Relations between companies and businessmen worldwide are often governed by contracts subject to English law. Bribery is – regrettably – common in worldwide business. A discussion as to how English civil law treats a bribe is therefore of relevance to the worldwide business community.

What is a Bribe?
In Petrotrade Inc v Smith [2000] 1 Lloyd’s Rep 486 para 16 David Steel J defined a bribe as follows:

"For the purposes of the civil law a bribe means the payment of a secret commission, which only means: (i) that the person making the payment makes it to the agent of the other person with whom he is dealing; (ii) that he makes it to that person knowing that that person is acting as the agent of the other person with whom he is dealing; and (iii) that he fails to disclose to the other person with whom he is dealing that he has made that payment to the person whom he knows to be the other person's agent."

The elements of a bribe are therefore:

  • The existence of an agency relationship;
  •  Payment made or benefit provided to the agent by the counterparty;
  • Knowledge by the payer of the agent’s relationship with the principal; and
  • A failure by the agent to disclose to his principal the payment or benefit received

The Consequences Of Bribery

If a payment or benefit is classified as a bribe:

  • There is an irrebuttable presumption that the agent was induced by the bribe;
  • The briber’s motive is irrelevant – the Court will not consider it;
  • Whether the parties to the bribe actually believed they were doing anything wrong is also irrelevant;
  • The principal does not need to demonstrate that they suffered any loss as a result of the bribe; and
  • An agent who is paid a bribe is not entitled to receive any commission or fee from the principal.

Principal’s Remedies

If a principal discovers that their agent has been paid a bribe, they have the following rights.

Against The Agent

The principal can bring a claim against the agent to recover the bribe payment as either or all of money had and received, liability for profits, or as money held on a constructive trust.

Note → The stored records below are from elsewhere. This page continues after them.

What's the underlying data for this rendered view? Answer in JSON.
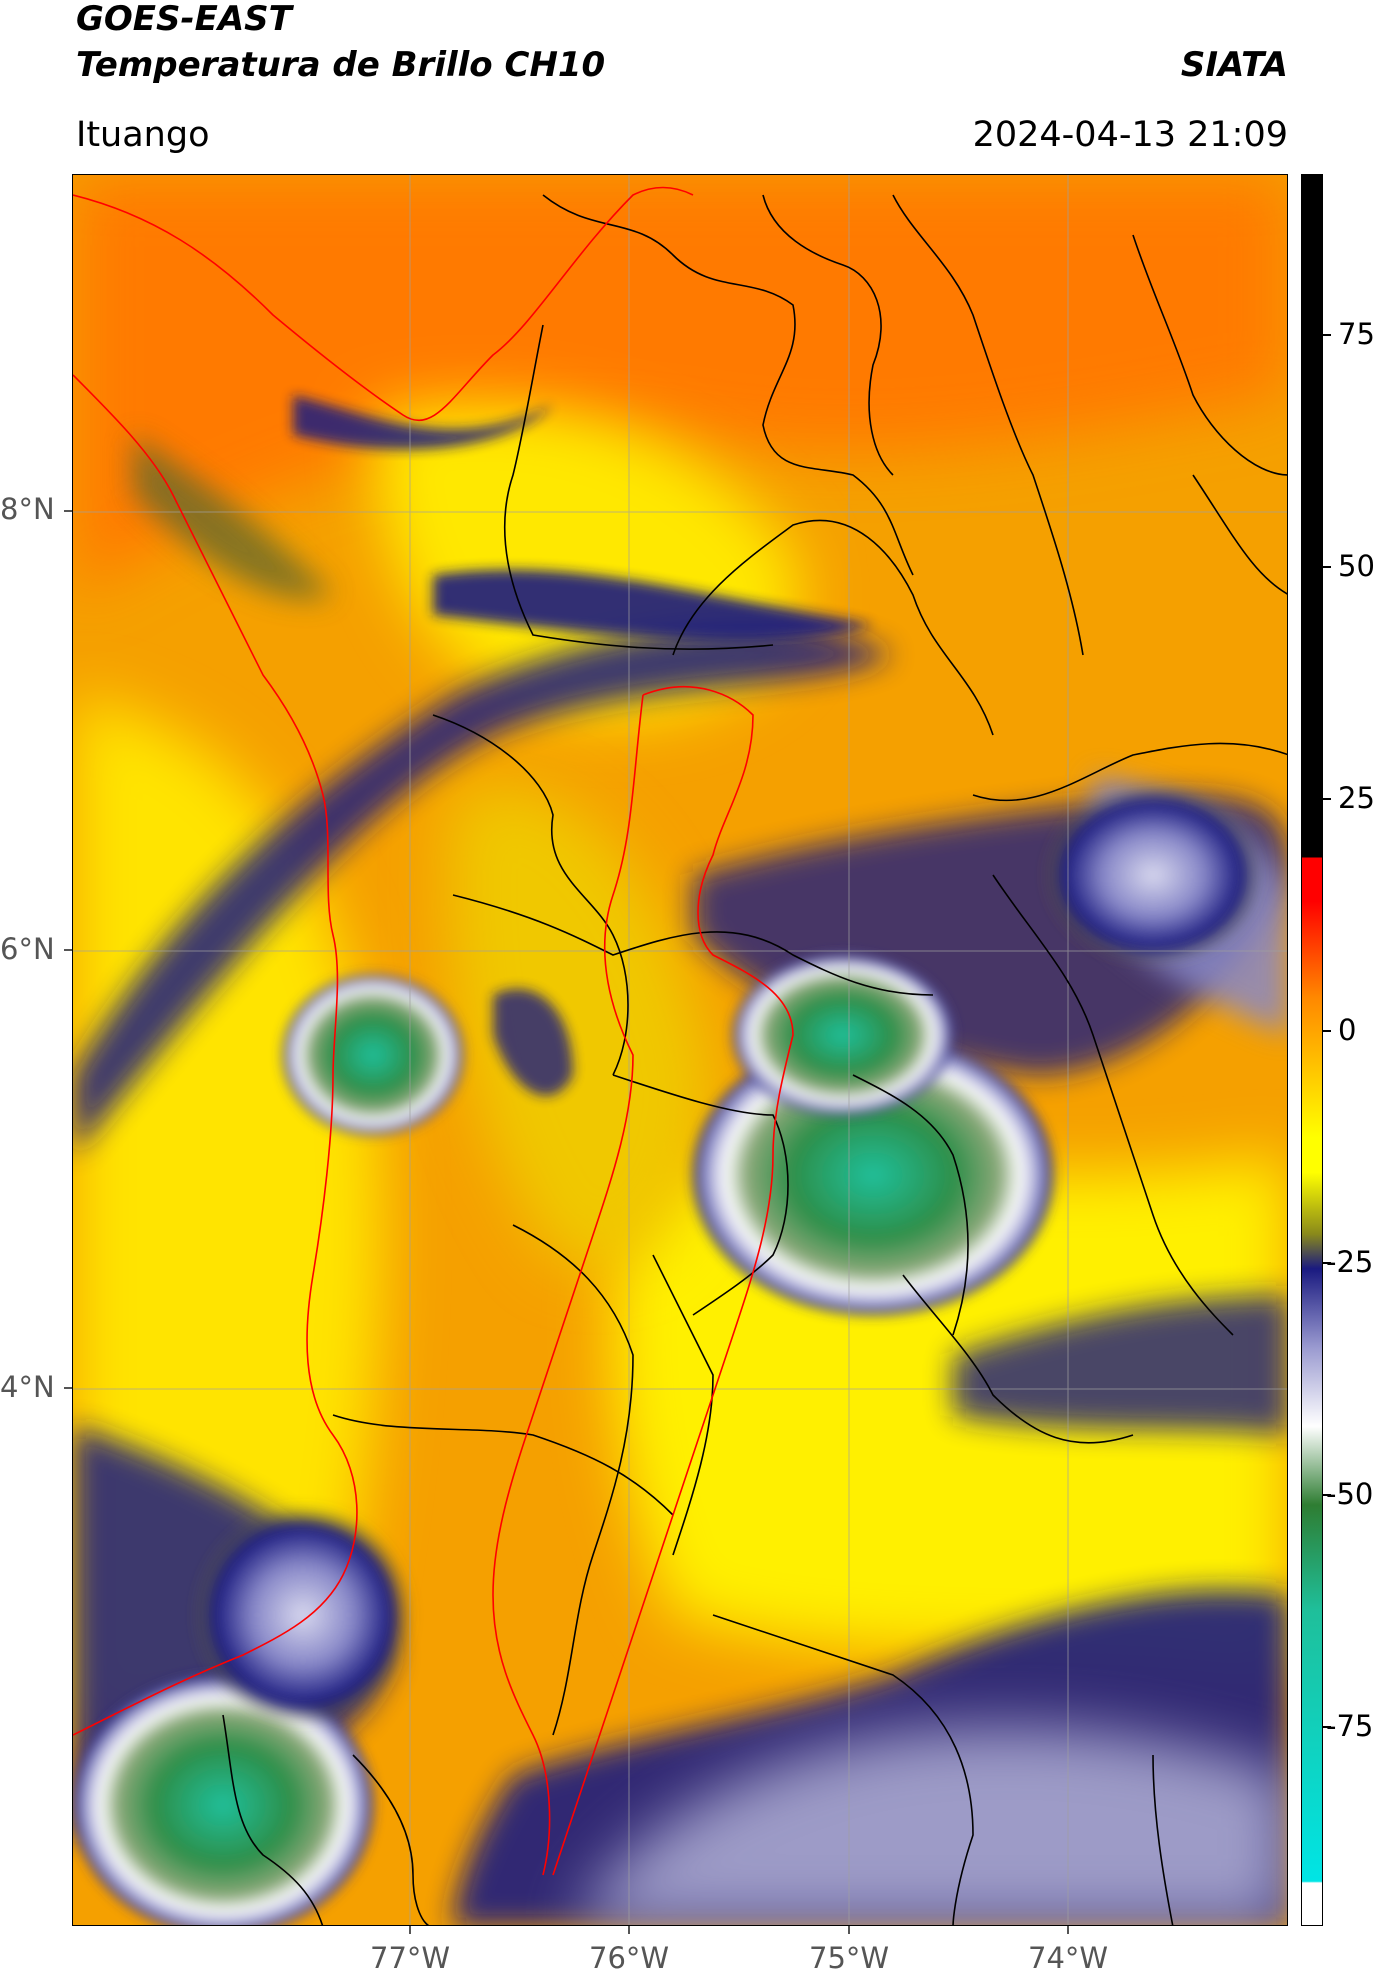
{
  "header": {
    "satellite": "GOES-EAST",
    "product": "Temperatura de Brillo CH10",
    "organization": "SIATA",
    "region": "Ituango",
    "datetime": "2024-04-13 21:09"
  },
  "map": {
    "lat_labels": [
      "8°N",
      "6°N",
      "4°N"
    ],
    "lon_labels": [
      "77°W",
      "76°W",
      "75°W",
      "74°W"
    ]
  },
  "colorbar": {
    "tick_labels": [
      "75",
      "50",
      "25",
      "0",
      "-25",
      "-50",
      "-75"
    ],
    "colors": {
      "black": "#000000",
      "red": "#ff0000",
      "orange": "#ff8800",
      "yellow": "#ffff00",
      "olive": "#8a8a1a",
      "navy": "#1a1a80",
      "lavender": "#9a9ad0",
      "white": "#ffffff",
      "green": "#2e7d32",
      "teal": "#1fbf9a",
      "cyan": "#00e5e5"
    }
  }
}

The principal will be able to trace into any asset bought with the bribe. These claims do not require the principal to show any financial loss. However, if the principal has suffered financial losses as a result of the bribe, these can be claimed as damages for fraud.

Against The Bribe Payer

The principal can rescind the underlying transaction (if rescission is still possible), and also may bring a claim in tort for the amount of the bribe. The briber is also considered to be jointly and severally liable in damages with the agent for fraud if the principal has suffered losses greater than the amount of the bribe. The briber may also be liable in tort for inducing the agent’s breach of contract, and/or in equity for assisting in the agent’s breach of fiduciary duty. 


In claims involving fraud, breach of fiduciary duty and bribes, English law usually allows a claimant to “trace” what has become of funds which have been stolen or dishonestly appropriated rather than just recovering damages. Since the decision of the Supreme Court in FHR European Ventures LLP and others v Cedar Capital Partners LLC [2014] UKSC 45 it is clear that a principal is entitled to trace into the proceeds of bribes and secret payments paid to a dishonest agent.

An aim of tracing is to ensure that corruption and dishonesty do not pay. This works by allowing a claimant to follow the value rather than the asset. If an asset changes hands, the claimant can decide whether to follow the original asset to the new owner, or else “trace” the original assets into the new asset. In practice, such claims often involve the purchase of property, as the London property market has performed well in recent years and has been a favoured destination for the proceeds of corruption and crime.

Consider the (hypothetical but plausible) scenario of a contract manager in a bank who took corrupt payments of US$1,000,000 from an IT company in return for ensuring that the IT company won a contract to develop new systems for the bank.

  • Assume that these payments were received in 2005, and the contract manager invested his ill-gotten gains in London real estate as soon as he received them.
  • Assume that the bank uncovered the corruption in 2015 and commenced litigation in London’s High Court to recover the proceeds.
  • Given the performance of the London property market between 2005 and 2015, real estate bought for US$1,000,000 in 2005 will have vastly increased in value by 2015. Rents may also have been paid to the manager by bona fide tenants of these properties.
  • The claimant bank would be able to choose between recovering the US$1,000,000 plus statutory interest, or else seizing the real estate and the value of rents obtained. The second course of action would obviously give the bank the benefit of the increase in value of the real estate, as well as the income generated.